Night of the Ghoul begins with an oddly intimate setting—a father-son road trip. The troubled Mr. Innman and his son Orson are in search of an old-age home holding a mysterious patient, where Innman presents himself as an insurance agent looking to talk to a dying man. Tension between father and son seems to be growing, as the father is obsessed with an old Hollywood legend and the pre-teen boy is starting to wonder if the father he used to admire is nothing more than a lunatic.

The patient, a horribly scarred old man on his last legs, is skeptical when Innman starts ranting about a mysterious movie named Night of the Ghoul, but Innman is convinced he knows who he is—the legendary director TF Merrit, an old Hollywood icon who supposedly perished alongside all evidence of his legendary movie in a terrible studio fire decades ago. He even claims to have the last damaged reels of the film—and that’s where this story goes from an intriguing intro to one of the best first issues I’ve read in a long time.

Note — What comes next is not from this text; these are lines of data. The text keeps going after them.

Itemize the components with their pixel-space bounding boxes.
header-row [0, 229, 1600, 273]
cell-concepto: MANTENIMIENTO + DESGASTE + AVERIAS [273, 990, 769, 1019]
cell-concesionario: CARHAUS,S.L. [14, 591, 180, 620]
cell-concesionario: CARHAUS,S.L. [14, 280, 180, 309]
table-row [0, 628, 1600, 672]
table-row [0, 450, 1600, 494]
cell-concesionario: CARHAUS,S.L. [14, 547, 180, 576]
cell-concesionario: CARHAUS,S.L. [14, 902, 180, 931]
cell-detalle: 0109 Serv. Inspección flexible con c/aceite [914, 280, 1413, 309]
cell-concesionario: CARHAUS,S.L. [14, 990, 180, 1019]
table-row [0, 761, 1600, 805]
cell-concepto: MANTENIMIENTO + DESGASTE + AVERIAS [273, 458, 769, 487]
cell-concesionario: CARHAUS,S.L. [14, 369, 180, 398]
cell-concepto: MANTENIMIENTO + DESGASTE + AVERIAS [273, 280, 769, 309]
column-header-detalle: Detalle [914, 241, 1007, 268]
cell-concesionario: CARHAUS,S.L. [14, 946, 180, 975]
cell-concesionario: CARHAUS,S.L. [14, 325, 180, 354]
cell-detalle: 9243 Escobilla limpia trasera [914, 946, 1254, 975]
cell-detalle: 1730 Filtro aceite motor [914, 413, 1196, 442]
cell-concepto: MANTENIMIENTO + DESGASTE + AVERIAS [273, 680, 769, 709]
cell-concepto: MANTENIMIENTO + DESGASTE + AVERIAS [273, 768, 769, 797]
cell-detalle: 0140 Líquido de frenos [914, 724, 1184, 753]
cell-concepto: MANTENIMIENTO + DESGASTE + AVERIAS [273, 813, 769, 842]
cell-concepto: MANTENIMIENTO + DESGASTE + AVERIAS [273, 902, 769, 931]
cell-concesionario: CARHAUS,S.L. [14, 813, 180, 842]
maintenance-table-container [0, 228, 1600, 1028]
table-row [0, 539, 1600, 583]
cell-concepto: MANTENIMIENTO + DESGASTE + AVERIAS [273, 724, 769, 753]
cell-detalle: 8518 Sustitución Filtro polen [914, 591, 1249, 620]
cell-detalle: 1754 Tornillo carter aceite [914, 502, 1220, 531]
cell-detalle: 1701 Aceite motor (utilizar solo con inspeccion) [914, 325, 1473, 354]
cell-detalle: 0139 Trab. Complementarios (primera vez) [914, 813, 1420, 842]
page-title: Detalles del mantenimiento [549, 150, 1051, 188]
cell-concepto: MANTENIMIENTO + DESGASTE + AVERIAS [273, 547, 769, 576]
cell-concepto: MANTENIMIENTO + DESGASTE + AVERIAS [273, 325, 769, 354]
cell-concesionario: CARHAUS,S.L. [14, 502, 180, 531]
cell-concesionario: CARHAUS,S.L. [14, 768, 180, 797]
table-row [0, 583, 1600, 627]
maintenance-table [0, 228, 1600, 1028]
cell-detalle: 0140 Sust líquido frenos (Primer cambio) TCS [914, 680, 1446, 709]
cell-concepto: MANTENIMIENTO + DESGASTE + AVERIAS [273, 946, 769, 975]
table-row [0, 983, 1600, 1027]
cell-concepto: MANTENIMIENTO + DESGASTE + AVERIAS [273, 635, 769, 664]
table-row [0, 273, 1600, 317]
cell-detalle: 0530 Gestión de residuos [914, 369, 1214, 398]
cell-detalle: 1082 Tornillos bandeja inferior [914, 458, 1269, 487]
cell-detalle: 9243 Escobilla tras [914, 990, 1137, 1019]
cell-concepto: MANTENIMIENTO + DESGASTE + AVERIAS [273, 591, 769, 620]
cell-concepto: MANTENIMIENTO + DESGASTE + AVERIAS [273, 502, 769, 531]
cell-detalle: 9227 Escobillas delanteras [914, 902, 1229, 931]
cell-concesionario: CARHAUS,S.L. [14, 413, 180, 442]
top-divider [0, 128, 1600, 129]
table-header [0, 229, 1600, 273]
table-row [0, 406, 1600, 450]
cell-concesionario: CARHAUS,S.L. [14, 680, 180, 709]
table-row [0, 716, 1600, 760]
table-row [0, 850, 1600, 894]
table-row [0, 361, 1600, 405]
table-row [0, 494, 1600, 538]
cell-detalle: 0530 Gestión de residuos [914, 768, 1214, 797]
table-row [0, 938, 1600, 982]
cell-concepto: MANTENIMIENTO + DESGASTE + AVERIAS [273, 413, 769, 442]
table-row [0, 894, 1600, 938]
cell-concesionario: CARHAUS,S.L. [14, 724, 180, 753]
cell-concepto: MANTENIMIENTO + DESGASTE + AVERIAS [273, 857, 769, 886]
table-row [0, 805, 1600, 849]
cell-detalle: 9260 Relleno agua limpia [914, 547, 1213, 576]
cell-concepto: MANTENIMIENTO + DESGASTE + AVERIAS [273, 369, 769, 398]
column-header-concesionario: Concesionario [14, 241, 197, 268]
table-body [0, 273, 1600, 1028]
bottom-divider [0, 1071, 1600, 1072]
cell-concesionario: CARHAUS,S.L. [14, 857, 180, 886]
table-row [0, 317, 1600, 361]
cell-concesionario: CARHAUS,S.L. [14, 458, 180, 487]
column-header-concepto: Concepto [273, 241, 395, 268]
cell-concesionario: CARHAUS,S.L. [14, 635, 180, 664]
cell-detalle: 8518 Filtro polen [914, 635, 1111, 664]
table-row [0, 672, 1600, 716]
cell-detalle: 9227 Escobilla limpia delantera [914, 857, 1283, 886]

See, Night of the Ghoul #1 takes place on multiple timelines and multiple meta narratives. It’s a horror comic, about a horror movie, and the threat in one may also be the threat in the real world. The movie took place in World War I, the story of a platoon that investigated a deserted German village named Culla that had fallen prey to some mysterious evil. But why was this movie hidden from the world, never to be seen again? And what in this mysterious asylum is lurking for our father and son?

At the core of Night of the Ghoul #1 is a fascinating mythology that puts a new twist on classic monster mythology, and also sets up something terrifying for future issues. Snyder and Francavilla build the tension masterfully, with a tone that fuses modern horror with something that evokes classic EC Comics. It’s also something that needs to be experienced on its own. We’re in for something special here.

GeekDad received this comic for review purposes.